Submitted to: Environmental Pollution
Publication Type: Peer Reviewed Journal
Publication Acceptance Date: December 31, 2000
Publication Date: N/A
Interpretive Summary: Predicting agrochemical fate and transport in the environment is necessary to design agronomic practices that have minimal impact on surrounding ecosystems and biota. Models are used to make these predictions but the models do not consider the chemistry of pesticides or their interactions with soil and water components. This information is difficult to quantitate ebecause few methods have been available to study these interactions. Recen advances correlating pesticide chemical structure with observed behavior has proven to be effective. Several spectroscopic techniques have also shown promise. Recent work has demonstrated that these tools are invaluable in describing specific laboratory observations. Applying these techniques to field conditions will require in-depth studies of simpler compounds. These studies will provide background information that can be extrapolated to more complex chemical environments.

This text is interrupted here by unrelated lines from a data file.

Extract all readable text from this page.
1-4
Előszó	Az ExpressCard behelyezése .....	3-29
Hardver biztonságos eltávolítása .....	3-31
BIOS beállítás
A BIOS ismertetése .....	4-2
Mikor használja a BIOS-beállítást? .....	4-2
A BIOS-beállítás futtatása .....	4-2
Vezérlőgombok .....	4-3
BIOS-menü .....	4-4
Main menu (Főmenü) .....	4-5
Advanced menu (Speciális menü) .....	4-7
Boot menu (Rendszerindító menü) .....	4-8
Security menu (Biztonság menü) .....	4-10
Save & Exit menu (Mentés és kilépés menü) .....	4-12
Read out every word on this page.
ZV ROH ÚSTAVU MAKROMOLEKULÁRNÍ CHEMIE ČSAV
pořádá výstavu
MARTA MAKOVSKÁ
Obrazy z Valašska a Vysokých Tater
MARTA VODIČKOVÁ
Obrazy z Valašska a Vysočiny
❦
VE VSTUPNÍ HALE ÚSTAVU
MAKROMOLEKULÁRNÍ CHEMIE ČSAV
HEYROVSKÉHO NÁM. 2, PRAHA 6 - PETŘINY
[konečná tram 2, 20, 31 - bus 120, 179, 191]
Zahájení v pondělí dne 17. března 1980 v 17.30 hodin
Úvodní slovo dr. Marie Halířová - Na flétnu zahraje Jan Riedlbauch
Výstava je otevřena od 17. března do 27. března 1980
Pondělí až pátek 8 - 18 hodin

Understanding and quantifying the sorption of agrochemicals onto soils is essential to predict their fate and transport in the environment. While many correlations exist between partition coefficients of organic pollutants onto soils and the quantity of soil organic matter, only recent studies have revealed the importance of the nature of soil organic matter. In many instances, the polarity index (PI) O+N/C) of the organic sorbent should be considered. A regression of K solubility, and polarity index indicated that correlations between those properties and the extent of sorption are very specific to the pollutant class. Nuclear magnetic resonance (NMR) spectroscopy is widely used in routine structure elucidation of natural organic matter and other organic compounds, yet its application in the field of environmental sciences is relatively untapped. Recent work has proved NMR to be invaluable at identifying conformations and metabolites, interactions with soil constituents, reactivity, and heterogeneous catalytic processes of organic pollutants. Yet, before NMR can be applied to field conditions, in-depth studies must be conducted in simple chemical environments to provide background information that can be extrapolated to interpret interactions in more complex environments.